Le fournisseur peut voir sa responsabilité engagée devant le juge administratif

Publié le 7 juin 2016 à 15h00 - par

Une solution qui n’était pas évidente.

Contentieux

Le fournisseur peut voir sa responsabilité engagée envers le maître d’ouvrage

L’article 1792-4 du code civil prévoit que « le fabricant d’un ouvrage, d’une partie d’ouvrage ou d’un élément d’équipement conçu et produit pour satisfaire, en état de service, à des exigences précises et déterminées à l’avance, est solidairement responsable des obligations mises par les articles 1792, 1792-2 et 1792-3 à la charge du locateur d’ouvrage qui a mis en œuvre, sans modification et conformément aux règles édictées par le fabricant, l’ouvrage, la partie d’ouvrage ou élément d’équipement considéré (…) ».

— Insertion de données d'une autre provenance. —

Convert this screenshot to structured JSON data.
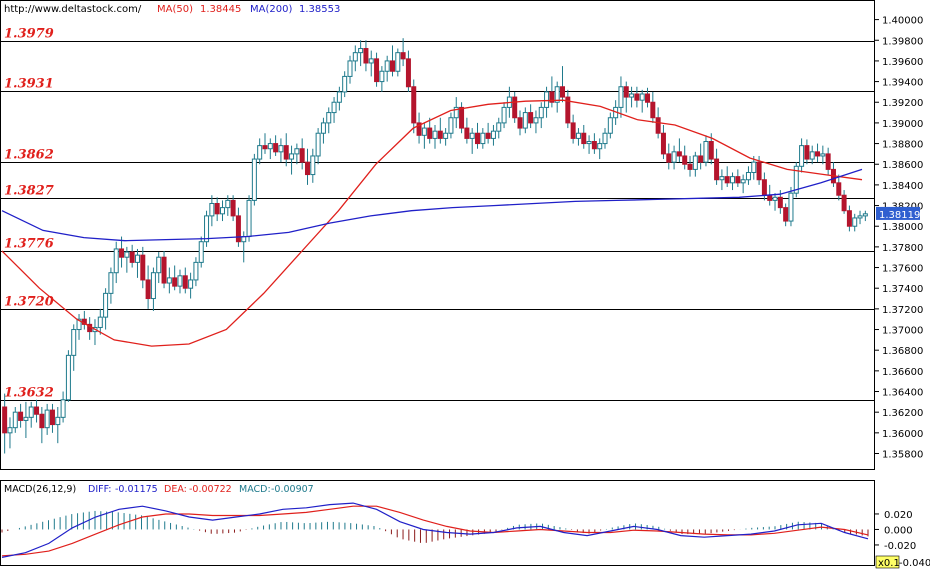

Ces dispositions sont d’application délicates. Et le fait que le Conseil d’État vienne à leur propos d’adopter deux solutions contradictoires, à six mois d’intervalle l’illustre parfaitement.

L’année dernière par un arrêt du 21 octobre 2015, n° 385779, Commune de Tracy-sur-Loire, le Conseil a opéré une distinction subtile. En principe, le juge administratif, en matière de garantie décennale, ne peut condamner une entreprise qu’à la condition qu’elle ait la qualité de participante à l’opération de travaux publics. Or, les entreprises attraites sur le fondement des dispositions de l’article 1792-4 du code civil se distinguent difficilement des fournisseurs qui se bornent à livrer du matériel indifférencié, par exemple des tuiles.

En 2015, le Conseil d’État a jugé que si la société avait la qualité de simple fournisseur, elle ne pouvait avoir la qualité de participant, et que l’engagement de sa responsabilité ne pouvait donc être jugé par le juge administratif. Elle ne le pourrait que si elle avait la qualité de fabricante. C’est seulement à cette condition que le juge administratif retrouvait sa compétence. En quelque sorte, la solution de fond déterminait la compétence juridictionnelle : juge administratif si la responsabilité était encourue, juge judiciaire dans le cas inverse.

La décision  du 4 avril 2016, n°394196, Société Unibeton revient sur la décision de 2015

Le Conseil d’État vient en effet de juger qu’ « il appartient au juge administratif de statuer sur les conclusions du maître d’ouvrage tendant à l’engagement de la responsabilité solidaire du fabricant sur le fondement de l’article 1792-4 du code civil et de rejeter ces conclusions lorsque la personne mise en cause par le maître d’ouvrage n’a pas, en réalité, cette qualité ».

Ainsi, chaque fois que l’article 1792-4 du code civil sera invoqué devant le juge administratif, ce dernier sera compétent, que l’entreprise soit responsable à ce titre, ou qu’elle ne le soit pas. Il faut bien dire que la décision de 2016 simplifie les choses, en attribuant une compétence juridictionnelle au juge administratif quelle que que soit la solution de fond.

Toutefois, on ne peut que constater que le fondement de l’arrêt de 2016 se s’accorde qu’avec difficulté avec les règles générales relatives à l’engagement de la responsabilité décennale.